I choose an image or bit of film and I start chopping it up and blending it in with others bits of stuff into a very fast animation that soon has a sort of life of its own.

Then I add music from my library and give it a title.
Those are the three pieces--movement, music, title--each influencing the other.
I only use music from my own digital collection--it's music I've been listening to all my life and I "just know" what song to use and what part of a song to use.

Then I post it and that's that.
It usually takes me about 10 to 30 minutes.
I generally make  'em at night and in bed.

They have absolutely nothing to do with Beanworld--not directly anyway.
It's the same brain that channels Beanworld but some different part of it.
To me the process of selecting and combining the various elements are part of an act of creation made out of "found objects" like any collage.

When I start I don't know what will be on my feed.
I don't know what things will be near each other on my feed.
It's not 100% random but it sure feels like it.

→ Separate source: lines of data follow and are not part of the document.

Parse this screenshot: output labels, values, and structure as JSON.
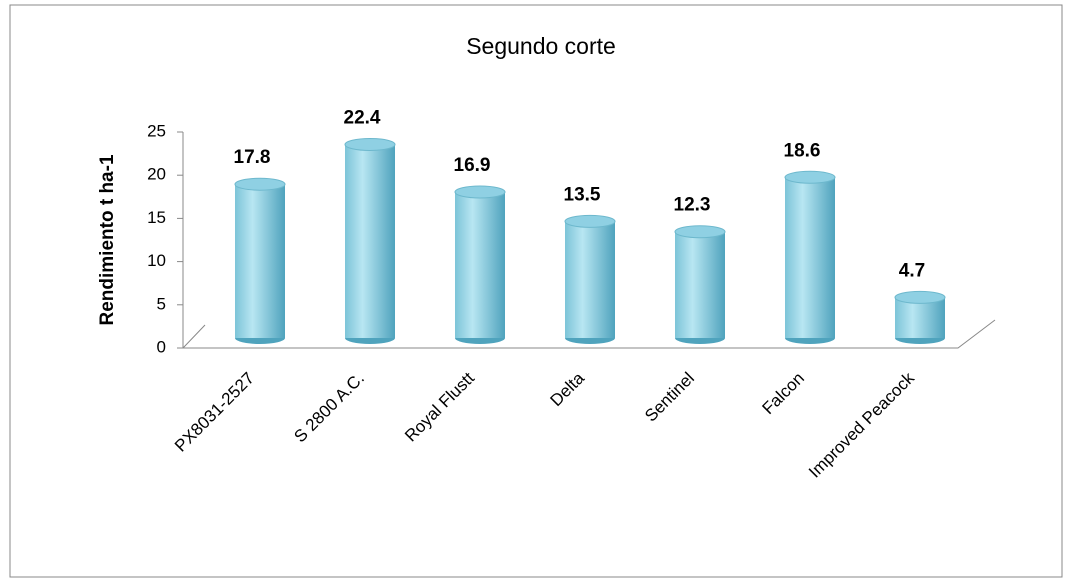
{
  "chart_data": {
    "type": "bar",
    "title": "Segundo corte",
    "y_label": "Rendimiento t ha-1",
    "categories": [
      "PX8031-2527",
      "S 2800 A.C.",
      "Royal Flustt",
      "Delta",
      "Sentinel",
      "Falcon",
      "Improved Peacock"
    ],
    "values": [
      17.8,
      22.4,
      16.9,
      13.5,
      12.3,
      18.6,
      4.7
    ],
    "color": "#8fd0e3",
    "ylim": [
      0,
      25
    ],
    "yticks": [
      0,
      5,
      10,
      15,
      20,
      25
    ],
    "grid": false
  }
}
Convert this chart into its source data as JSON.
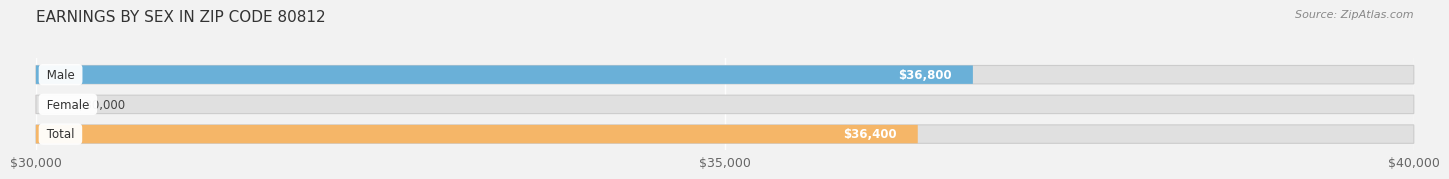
{
  "title": "EARNINGS BY SEX IN ZIP CODE 80812",
  "source": "Source: ZipAtlas.com",
  "categories": [
    "Male",
    "Female",
    "Total"
  ],
  "values": [
    36800,
    30000,
    36400
  ],
  "bar_colors": [
    "#6ab0d8",
    "#f4a0b5",
    "#f5b668"
  ],
  "bar_labels": [
    "$36,800",
    "$30,000",
    "$36,400"
  ],
  "xlim": [
    30000,
    40000
  ],
  "xticks": [
    30000,
    35000,
    40000
  ],
  "xtick_labels": [
    "$30,000",
    "$35,000",
    "$40,000"
  ],
  "background_color": "#f2f2f2",
  "bar_track_color": "#e0e0e0",
  "title_fontsize": 11,
  "tick_fontsize": 9,
  "bar_height": 0.62,
  "label_inside_threshold": 31500
}
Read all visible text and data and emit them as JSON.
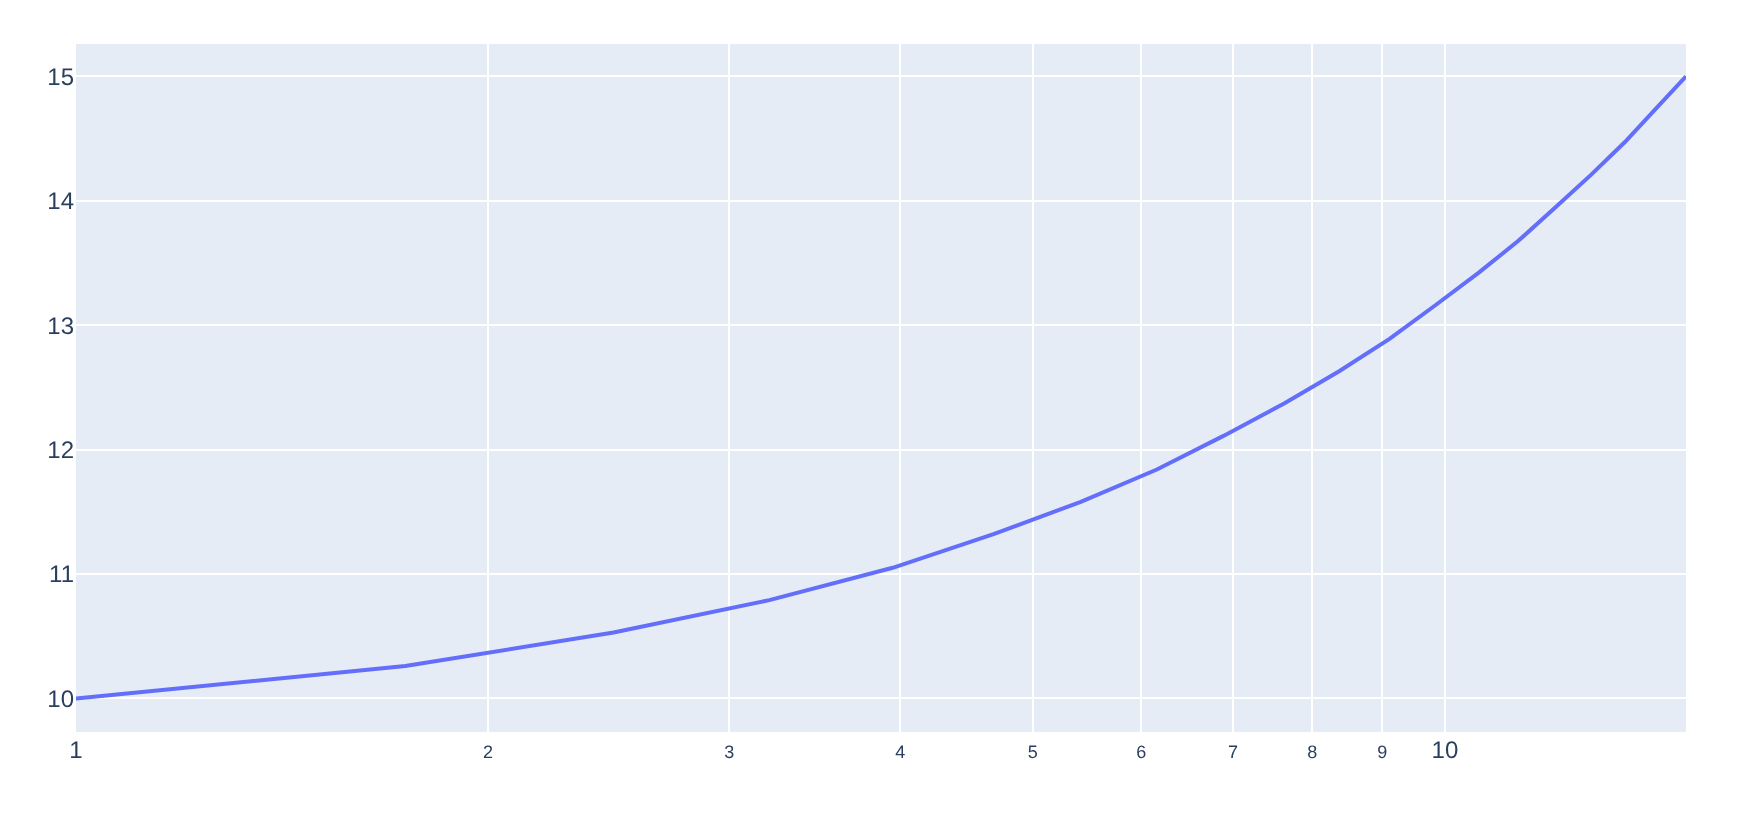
{
  "chart_data": {
    "type": "line",
    "log": "x",
    "grid": true,
    "marker": "none",
    "line_style": "solid",
    "x": [
      1,
      1.74,
      2.47,
      3.21,
      3.95,
      4.68,
      5.42,
      6.16,
      6.89,
      7.63,
      8.37,
      9.11,
      9.84,
      10.58,
      11.32,
      12.05,
      12.79,
      13.53,
      14.26,
      15
    ],
    "series": [
      {
        "color": "#636efa",
        "values": [
          10,
          10.26,
          10.53,
          10.79,
          11.05,
          11.32,
          11.58,
          11.84,
          12.11,
          12.37,
          12.63,
          12.89,
          13.16,
          13.42,
          13.68,
          13.95,
          14.21,
          14.47,
          14.74,
          15
        ]
      }
    ],
    "xlim": [
      1,
      15
    ],
    "xticks": [
      1,
      2,
      3,
      4,
      5,
      6,
      7,
      8,
      9,
      10
    ],
    "ylim": [
      9.73,
      15.26
    ],
    "yticks": [
      10,
      11,
      12,
      13,
      14,
      15
    ]
  }
}
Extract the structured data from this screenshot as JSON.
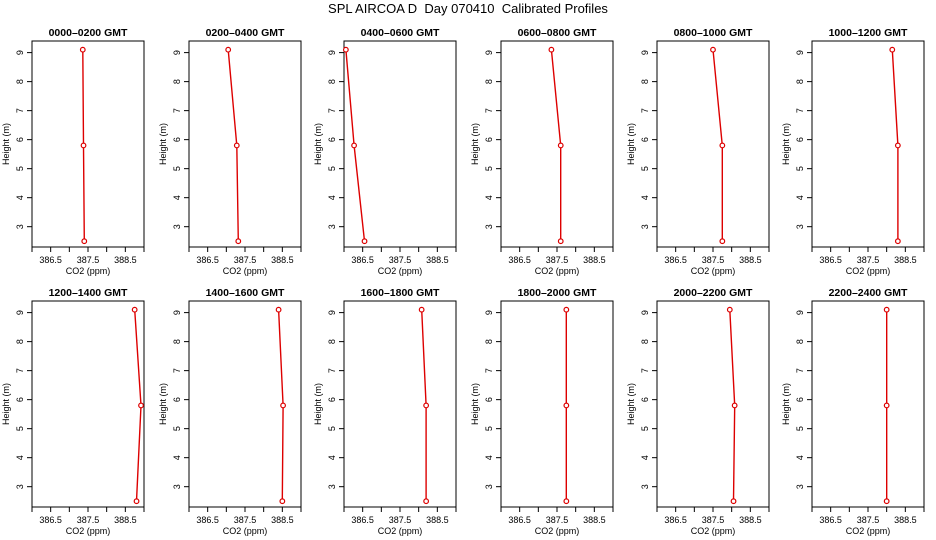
{
  "title": "SPL AIRCOA D  Day 070410  Calibrated Profiles",
  "colors": {
    "profile": "#dd0000",
    "axis": "#000000"
  },
  "chart_data": [
    {
      "type": "line",
      "title": "0000–0200 GMT",
      "xlabel": "CO2 (ppm)",
      "ylabel": "Height (m)",
      "xticks": [
        "386.5",
        "387.5",
        "388.5"
      ],
      "xlim": [
        386.0,
        389.0
      ],
      "ylim": [
        2.3,
        9.4
      ],
      "x": [
        387.4,
        387.38,
        387.36
      ],
      "y": [
        2.5,
        5.8,
        9.1
      ]
    },
    {
      "type": "line",
      "title": "0200–0400 GMT",
      "xlabel": "CO2 (ppm)",
      "ylabel": "Height (m)",
      "xticks": [
        "386.5",
        "387.5",
        "388.5"
      ],
      "xlim": [
        386.0,
        389.0
      ],
      "ylim": [
        2.3,
        9.4
      ],
      "x": [
        387.32,
        387.28,
        387.05
      ],
      "y": [
        2.5,
        5.8,
        9.1
      ]
    },
    {
      "type": "line",
      "title": "0400–0600 GMT",
      "xlabel": "CO2 (ppm)",
      "ylabel": "Height (m)",
      "xticks": [
        "386.5",
        "387.5",
        "388.5"
      ],
      "xlim": [
        386.0,
        389.0
      ],
      "ylim": [
        2.3,
        9.4
      ],
      "x": [
        386.55,
        386.27,
        386.05
      ],
      "y": [
        2.5,
        5.8,
        9.1
      ]
    },
    {
      "type": "line",
      "title": "0600–0800 GMT",
      "xlabel": "CO2 (ppm)",
      "ylabel": "Height (m)",
      "xticks": [
        "386.5",
        "387.5",
        "388.5"
      ],
      "xlim": [
        386.0,
        389.0
      ],
      "ylim": [
        2.3,
        9.4
      ],
      "x": [
        387.6,
        387.6,
        387.35
      ],
      "y": [
        2.5,
        5.8,
        9.1
      ]
    },
    {
      "type": "line",
      "title": "0800–1000 GMT",
      "xlabel": "CO2 (ppm)",
      "ylabel": "Height (m)",
      "xticks": [
        "386.5",
        "387.5",
        "388.5"
      ],
      "xlim": [
        386.0,
        389.0
      ],
      "ylim": [
        2.3,
        9.4
      ],
      "x": [
        387.75,
        387.75,
        387.5
      ],
      "y": [
        2.5,
        5.8,
        9.1
      ]
    },
    {
      "type": "line",
      "title": "1000–1200 GMT",
      "xlabel": "CO2 (ppm)",
      "ylabel": "Height (m)",
      "xticks": [
        "386.5",
        "387.5",
        "388.5"
      ],
      "xlim": [
        386.0,
        389.0
      ],
      "ylim": [
        2.3,
        9.4
      ],
      "x": [
        388.3,
        388.3,
        388.15
      ],
      "y": [
        2.5,
        5.8,
        9.1
      ]
    },
    {
      "type": "line",
      "title": "1200–1400 GMT",
      "xlabel": "CO2 (ppm)",
      "ylabel": "Height (m)",
      "xticks": [
        "386.5",
        "387.5",
        "388.5"
      ],
      "xlim": [
        386.0,
        389.0
      ],
      "ylim": [
        2.3,
        9.4
      ],
      "x": [
        388.8,
        388.92,
        388.75
      ],
      "y": [
        2.5,
        5.8,
        9.1
      ]
    },
    {
      "type": "line",
      "title": "1400–1600 GMT",
      "xlabel": "CO2 (ppm)",
      "ylabel": "Height (m)",
      "xticks": [
        "386.5",
        "387.5",
        "388.5"
      ],
      "xlim": [
        386.0,
        389.0
      ],
      "ylim": [
        2.3,
        9.4
      ],
      "x": [
        388.5,
        388.52,
        388.4
      ],
      "y": [
        2.5,
        5.8,
        9.1
      ]
    },
    {
      "type": "line",
      "title": "1600–1800 GMT",
      "xlabel": "CO2 (ppm)",
      "ylabel": "Height (m)",
      "xticks": [
        "386.5",
        "387.5",
        "388.5"
      ],
      "xlim": [
        386.0,
        389.0
      ],
      "ylim": [
        2.3,
        9.4
      ],
      "x": [
        388.2,
        388.2,
        388.08
      ],
      "y": [
        2.5,
        5.8,
        9.1
      ]
    },
    {
      "type": "line",
      "title": "1800–2000 GMT",
      "xlabel": "CO2 (ppm)",
      "ylabel": "Height (m)",
      "xticks": [
        "386.5",
        "387.5",
        "388.5"
      ],
      "xlim": [
        386.0,
        389.0
      ],
      "ylim": [
        2.3,
        9.4
      ],
      "x": [
        387.75,
        387.75,
        387.75
      ],
      "y": [
        2.5,
        5.8,
        9.1
      ]
    },
    {
      "type": "line",
      "title": "2000–2200 GMT",
      "xlabel": "CO2 (ppm)",
      "ylabel": "Height (m)",
      "xticks": [
        "386.5",
        "387.5",
        "388.5"
      ],
      "xlim": [
        386.0,
        389.0
      ],
      "ylim": [
        2.3,
        9.4
      ],
      "x": [
        388.05,
        388.08,
        387.95
      ],
      "y": [
        2.5,
        5.8,
        9.1
      ]
    },
    {
      "type": "line",
      "title": "2200–2400 GMT",
      "xlabel": "CO2 (ppm)",
      "ylabel": "Height (m)",
      "xticks": [
        "386.5",
        "387.5",
        "388.5"
      ],
      "xlim": [
        386.0,
        389.0
      ],
      "ylim": [
        2.3,
        9.4
      ],
      "x": [
        388.0,
        388.0,
        388.0
      ],
      "y": [
        2.5,
        5.8,
        9.1
      ]
    }
  ]
}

And that is the kind of thing that I like.

Here is one.
And another.
And so on.

My old stuff is in the museum that is all that remains of Vine.




4 comments:

Derick Jelley said...

So excited! I have been waiting for this day since finishing book 3. Thanks so much for creating this wonderful world!

sa said...

the vine loops are wonderful.

Larry Marder said...

Thanks, Derick. And you're very welcome.
I'm really going to try to go much faster next time.

Larry Marder said...

I'm glad you enjoyed my silly little loops, sa.